それによると、世界銀行の民間セクター開発に取り組んでいた蔡金勇・国際金融公社(IFC)長官は、4年の任期満了を待たずに2015年末に退任する。蔡氏は中国籍で、英ゴールドマン・サックス銀行出身。
世界銀行の最高財務責任者(CFO)バートランド・バトラー氏は、2016年3月に退く。バトラー氏はフランス国籍で、同国大手ソシエテ・ジェネラル銀行出身。2013年から世界銀行に加わった。内部メモによると、後任者はキム総裁からまもなく発表されるという。
支出削減を実施していたバトラー氏は2月、中国の「異例の10億ドルの貸付」にかかわったとして、調査を受けていた。蔡氏とともに、世界銀行の最貧国向け基金・国際開発協会(IDA)を通じて、中国に対する貸付けを増やすことを許可したと、AFP通信は伝えた。
人権侵害のある国へ融資 内部で強い非難
銀行内部では、人権侵害のある国へ融資することへ、強い非難が起きていたという。世界銀行の副総裁マデリン・アントンシック氏は2014年12月、この問題を提起した。まもなく、行内で深刻な対立が起きた。
しかし、外部監査する法律機関の調査では、IDAにもIFCにも、詐欺や不正の証拠は見つからなかったという。アントンシック氏は、7月に退任した。

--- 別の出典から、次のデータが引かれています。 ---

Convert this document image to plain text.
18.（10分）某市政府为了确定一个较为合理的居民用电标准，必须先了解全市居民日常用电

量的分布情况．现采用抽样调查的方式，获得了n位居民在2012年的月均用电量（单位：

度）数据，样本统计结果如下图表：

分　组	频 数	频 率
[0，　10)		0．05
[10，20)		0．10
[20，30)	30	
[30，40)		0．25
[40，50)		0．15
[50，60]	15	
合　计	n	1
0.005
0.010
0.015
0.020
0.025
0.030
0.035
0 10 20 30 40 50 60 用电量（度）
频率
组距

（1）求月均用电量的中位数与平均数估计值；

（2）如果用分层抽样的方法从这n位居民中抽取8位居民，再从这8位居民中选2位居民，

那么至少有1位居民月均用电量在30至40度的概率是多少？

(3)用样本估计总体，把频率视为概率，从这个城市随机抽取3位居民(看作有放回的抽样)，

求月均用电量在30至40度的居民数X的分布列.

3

蔡氏は、非常に複雑な商取引を管理することで知られていた。IFC長官に就任後も、組織全体の積極的な貸付と投資を後押しした。一方で、一部の投資、特に中国企業に対する姿勢には、株主の不安感を引き起こしているという。
IFCは最近、中国の事業展開30周年記念を祝った。これまでIFCは、中国で300以上のプロジェクトへ100億ドルを投資した。
2015年の資料によると、IFCの運用資産は504億ドル。184カ国の政府が株主で、トップ5カ国は米国(21%)、日本(6%)、ドイツ(5%)、英国(5%)とフランス(5%)。